TOKYO, June 8 (KUNA) -- North Korea's top court sentenced two American journalists to 12 years in a labor camp for illegal entry into the country and an unspecified "grave crime," the North's state-run Korean Central News Agency (KCNA) reported Monday.
"The Central Court staged a trial of American journalists Laura Ling and Seung-eun Lee (Euna Lee) from June 4 to 8," the KCNA said in a statement. "The trial confirmed the grave crime they committed against the Korean nation and their illegal border crossing, and sentenced each of them to 12 years of reform through labor," it said. The KCNA did not disclose what the grave crime was. Given that the verdict was handed down at North Korea's highest court, there will be no possibility of an appeal.

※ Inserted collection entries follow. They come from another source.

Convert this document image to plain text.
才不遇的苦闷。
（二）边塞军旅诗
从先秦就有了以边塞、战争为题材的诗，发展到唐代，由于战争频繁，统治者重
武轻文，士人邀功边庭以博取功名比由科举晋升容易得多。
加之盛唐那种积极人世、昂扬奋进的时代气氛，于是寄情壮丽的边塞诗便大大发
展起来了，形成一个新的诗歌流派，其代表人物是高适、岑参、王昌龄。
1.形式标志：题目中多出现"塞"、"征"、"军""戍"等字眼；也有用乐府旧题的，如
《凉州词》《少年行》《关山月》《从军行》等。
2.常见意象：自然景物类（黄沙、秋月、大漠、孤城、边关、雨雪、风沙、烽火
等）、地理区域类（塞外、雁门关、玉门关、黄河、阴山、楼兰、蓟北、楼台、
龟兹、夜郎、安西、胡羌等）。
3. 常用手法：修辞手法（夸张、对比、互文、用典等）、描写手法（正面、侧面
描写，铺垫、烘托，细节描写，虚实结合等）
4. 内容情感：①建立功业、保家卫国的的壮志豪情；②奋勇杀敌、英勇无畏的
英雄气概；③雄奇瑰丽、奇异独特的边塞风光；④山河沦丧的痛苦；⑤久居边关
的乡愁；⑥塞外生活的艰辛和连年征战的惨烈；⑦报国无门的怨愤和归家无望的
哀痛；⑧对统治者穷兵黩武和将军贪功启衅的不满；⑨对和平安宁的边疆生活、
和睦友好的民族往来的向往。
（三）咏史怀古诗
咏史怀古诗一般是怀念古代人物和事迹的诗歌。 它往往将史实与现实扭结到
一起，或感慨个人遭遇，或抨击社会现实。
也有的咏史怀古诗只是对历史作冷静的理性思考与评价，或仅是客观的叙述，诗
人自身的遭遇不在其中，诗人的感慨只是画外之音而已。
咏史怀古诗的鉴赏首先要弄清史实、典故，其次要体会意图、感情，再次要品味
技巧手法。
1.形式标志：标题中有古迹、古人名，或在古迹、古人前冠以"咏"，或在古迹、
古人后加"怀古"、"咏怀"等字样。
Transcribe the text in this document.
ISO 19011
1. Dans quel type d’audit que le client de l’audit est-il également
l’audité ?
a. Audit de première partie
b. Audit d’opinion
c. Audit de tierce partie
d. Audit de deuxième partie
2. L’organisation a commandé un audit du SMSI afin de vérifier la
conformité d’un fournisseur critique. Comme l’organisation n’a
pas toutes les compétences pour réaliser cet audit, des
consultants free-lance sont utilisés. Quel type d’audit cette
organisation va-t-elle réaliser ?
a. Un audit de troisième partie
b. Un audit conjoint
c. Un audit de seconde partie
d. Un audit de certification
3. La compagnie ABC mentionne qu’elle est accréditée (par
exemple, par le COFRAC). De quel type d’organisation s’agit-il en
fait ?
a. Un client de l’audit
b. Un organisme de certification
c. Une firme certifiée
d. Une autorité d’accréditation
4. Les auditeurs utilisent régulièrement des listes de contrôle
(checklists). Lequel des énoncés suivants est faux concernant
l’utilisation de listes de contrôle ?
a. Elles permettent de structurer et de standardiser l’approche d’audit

Chinese-American Ling and Korean-American Lee, female reporters for the online media outlet Current TV, a San Francisco-based Internet outlet co-founded by former US Vice President Al Gore, were detained on March 17 near the Chinese-North Korean border while filming a documentary on North Korean escapees.
Tensions have sharply risen since North Korea's rocket launch on April 5, which the UN Security Council swiftly condemned as violating a UN resolution barring its ballistic activity. The North also conducted its second nuclear test on May 25.
According to South Korea's Yonhap News Agency, the Americans' detention is the third since 1994, when North Korea held a US pilot whose military chopper was shot down after straying into North Korea. Two years later, another American citizen, Evan Hunziker, was held for three months on suspicion of spying after swimming across the Yalu River bordering North Korea and China. Gov. Bill Richardson of New Mexico, then a US congressman, flew to Pyongyang to successfully negotiate his release. (end) mk.bz.